I have just read Patrick’s post below. Nothing has changed as scammers are still opening bank accounts to handle their fraudulent activities.

It seems to have been dropped now, but some years ago, I had to open a couple of accounts with a photo that could only be authorised by certain people who charged £5 for the privilege. That would also be easy to fake, so applicants need to turn up in person at banks, etc.

patrick taylor says:
2 January 2021

Malcolm r’s comments on the customer/bank scam problems are well thought out and deserve some serious response.

The British Bankers Association have for many decades marched in lockstop in managing how to be profitable and this is unsurprisingly not always for the benefit of customers but for maximising the money to be made from customers. Hence the various “scams” of loan insurance, unemployment insurance etc. – not forgetting charges and high interest rates.

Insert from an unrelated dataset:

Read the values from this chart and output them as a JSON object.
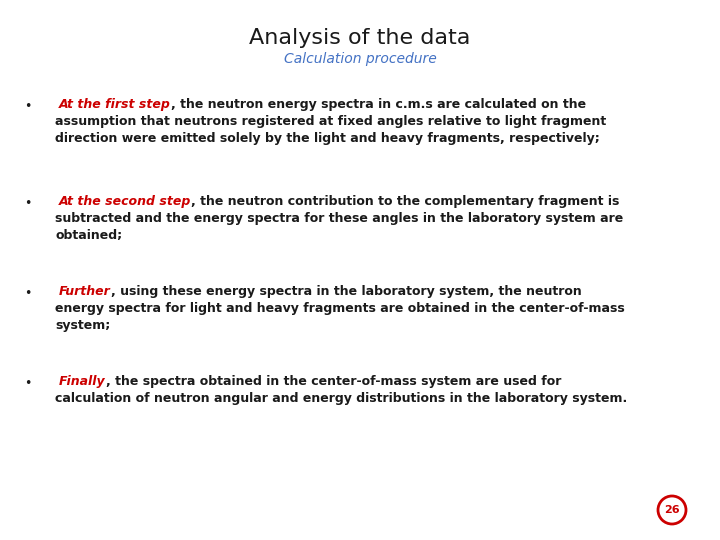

Do not trust the banks. Or to be more specific the banks that copy the UK model such as the Australians where some of the scandals are eyewatering. Not to mention the US.

I have my banking exams and know banking law. Opening a customers account is possibly the only time that you will be able to evaluate the cutomer and also ask the questions, and see any documentation you feel necessary. That is the concept. It costs because you need intelligent staff and time.

For banks it is easier to reduce it to copying forms, a tick based process, and opening an account for anyone. This has made it a simple process for those who wish to set-up dubious accounts.

Which takes us to malcom r’s suggestions particularly for a profile for a customer where abnormal sums or patterns of payments would be obviously wrong. This particularly easy to spot with numerous credits into an account or very large sums and numerical triggers.

Going back decades banks have been required to be vigilant as to payments into accounts but that gain is a cost and so things like checking the signatures on cheques was widely abandoned. Making them more responsive and responsible needs heavy financial incentives [costs].

In all of the reported large number cases of those housebuying sums going astray can you recall any bank being named, shamed or fined?